Mr Wamalwa had told the National Assembly Committee on Defence and Foreign Relations on Tuesday that the British government is ready to avail the suspects to face murder charges under the extradition treaty between the two countries.
“The government is pursuing justice for Wanjiru and her child at the highest level of the British authorities. We have the legal and institutional framework to deal with this murder but how the prosecution will be done falls squarely in the purview of the ODPP,” he said.
Kenya and UK governments have signed a new Defence Cooperation Agreement that will guide the two countries’ mutual interests in the next five years.
MPs have threatened to halt the ratification of the agreement unless and until the soldiers who reportedly killed Wanjiru are extradited.
Mr Wamalwa said the defence agreement that expired in October gives Kenya the primary jurisdiction for the trial of suspects, saying British officials were ready to support any request to extradite their soldiers.
“The British have ceded that Kenya is the primary jurisdiction on Wanjiru’s murder,” he said.
The British government is reportedly willing to process the extradition of the suspects once Kenya makes a request after investigations are done.
Britain’s Armed Forces Minister James Heappey had earlier this month said the legal jurisdiction lies with the government of Kenya, where the murder of Wanjiru was committed.
“I am not immediately clear right now on the arrangements for extradition between the UK and Kenya, but absolutely everybody in the UK government is aware of how Agnes’s case has affected the Kenyan public, and we want you to know that we take that very seriously and we want justice to be done for her,” he said.
“If there are further allegations that come to light, absolutely no stone will be left unturned in making sure that we provide all the information necessary to the Kenyan authorities to investigate these claims. The UK has nothing to hide here. We want those responsible to be brought to justice because Agnes and her family have already had to wait too long,” he added.
Principal Magistrate Njeri Thuku, who presided over the inquest, established that Wanjiru was murdered.
One of the witnesses who testified at the inquest said a guard at the hotel in which Wanjiru was last seen told her that there had been a brawl in a room in which she had been with two British soldiers.
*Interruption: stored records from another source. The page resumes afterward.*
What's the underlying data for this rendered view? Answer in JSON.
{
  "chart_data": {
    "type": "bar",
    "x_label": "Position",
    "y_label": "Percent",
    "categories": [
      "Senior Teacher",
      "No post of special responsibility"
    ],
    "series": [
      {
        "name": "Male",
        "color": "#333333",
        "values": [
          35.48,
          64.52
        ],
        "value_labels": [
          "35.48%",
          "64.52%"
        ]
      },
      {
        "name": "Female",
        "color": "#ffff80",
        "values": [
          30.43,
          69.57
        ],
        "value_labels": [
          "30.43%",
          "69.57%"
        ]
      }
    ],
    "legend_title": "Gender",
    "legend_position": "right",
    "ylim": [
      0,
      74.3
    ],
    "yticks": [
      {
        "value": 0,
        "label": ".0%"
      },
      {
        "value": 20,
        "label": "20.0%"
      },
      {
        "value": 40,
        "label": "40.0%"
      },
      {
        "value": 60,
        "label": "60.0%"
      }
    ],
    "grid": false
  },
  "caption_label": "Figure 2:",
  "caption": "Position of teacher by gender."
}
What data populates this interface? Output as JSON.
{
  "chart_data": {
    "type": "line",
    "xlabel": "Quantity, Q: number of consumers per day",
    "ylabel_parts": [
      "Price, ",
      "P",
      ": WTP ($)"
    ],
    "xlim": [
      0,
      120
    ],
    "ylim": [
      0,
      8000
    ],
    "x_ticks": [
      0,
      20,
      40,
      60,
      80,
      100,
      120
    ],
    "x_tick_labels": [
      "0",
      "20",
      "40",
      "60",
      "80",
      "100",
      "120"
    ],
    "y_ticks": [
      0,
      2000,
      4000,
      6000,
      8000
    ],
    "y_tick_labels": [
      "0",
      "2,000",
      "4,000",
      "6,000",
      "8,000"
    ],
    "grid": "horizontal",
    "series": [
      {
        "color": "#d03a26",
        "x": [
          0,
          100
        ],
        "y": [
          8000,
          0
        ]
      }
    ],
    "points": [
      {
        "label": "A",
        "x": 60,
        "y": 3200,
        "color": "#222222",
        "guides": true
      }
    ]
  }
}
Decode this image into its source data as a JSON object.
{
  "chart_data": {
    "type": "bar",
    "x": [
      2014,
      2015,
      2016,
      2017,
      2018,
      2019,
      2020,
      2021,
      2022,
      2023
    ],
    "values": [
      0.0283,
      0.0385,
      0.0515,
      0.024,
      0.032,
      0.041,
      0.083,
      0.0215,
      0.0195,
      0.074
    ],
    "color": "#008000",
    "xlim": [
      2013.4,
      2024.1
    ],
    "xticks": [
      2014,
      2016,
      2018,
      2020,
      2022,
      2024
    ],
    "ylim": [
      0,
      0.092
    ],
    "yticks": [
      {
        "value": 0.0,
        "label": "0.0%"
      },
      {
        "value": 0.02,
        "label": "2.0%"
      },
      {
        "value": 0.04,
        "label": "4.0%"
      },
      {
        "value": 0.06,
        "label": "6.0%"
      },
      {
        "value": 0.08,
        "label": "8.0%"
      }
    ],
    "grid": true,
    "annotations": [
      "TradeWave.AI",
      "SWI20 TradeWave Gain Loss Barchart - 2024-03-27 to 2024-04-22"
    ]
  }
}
There was a broken mirror while blood was splattered all over the walls.
The magistrate faulted the management of the hotel after it claimed that it only knew about Wanjiru’s disappearance after her body was discovered in a septic tank in the precincts of the hotel.
Interestingly, the security guard was never called to testify at the inquest.
“I find it hard to imagine that a management of a hotel would consider it usual to find a broken mirror and blood in a room,” Ms Thuku observed.
“This paints to signs of a cover up of a misdeed committed in their premises and should be a subject of investigation by the ODPP.”
DCI boss George Kinoti yesterday did not respond to our queries on the status of the fresh investigations.
Thousands of soldiers have received training from the British Army Training Unit Kenya (Batuk) camp in Nanyuki.
Batuk consists of around 100 permanent staff and a reinforcing short tour cohort of another 280 personnel. Under an agreement with the Kenyan government, up to six infantry battalions per year carry out eight-week exercises in Kenya.
There are also Royal Engineer exercises, which carry out civil engineering projects, and medical deployments which provide primary health care assistance to the civilian community.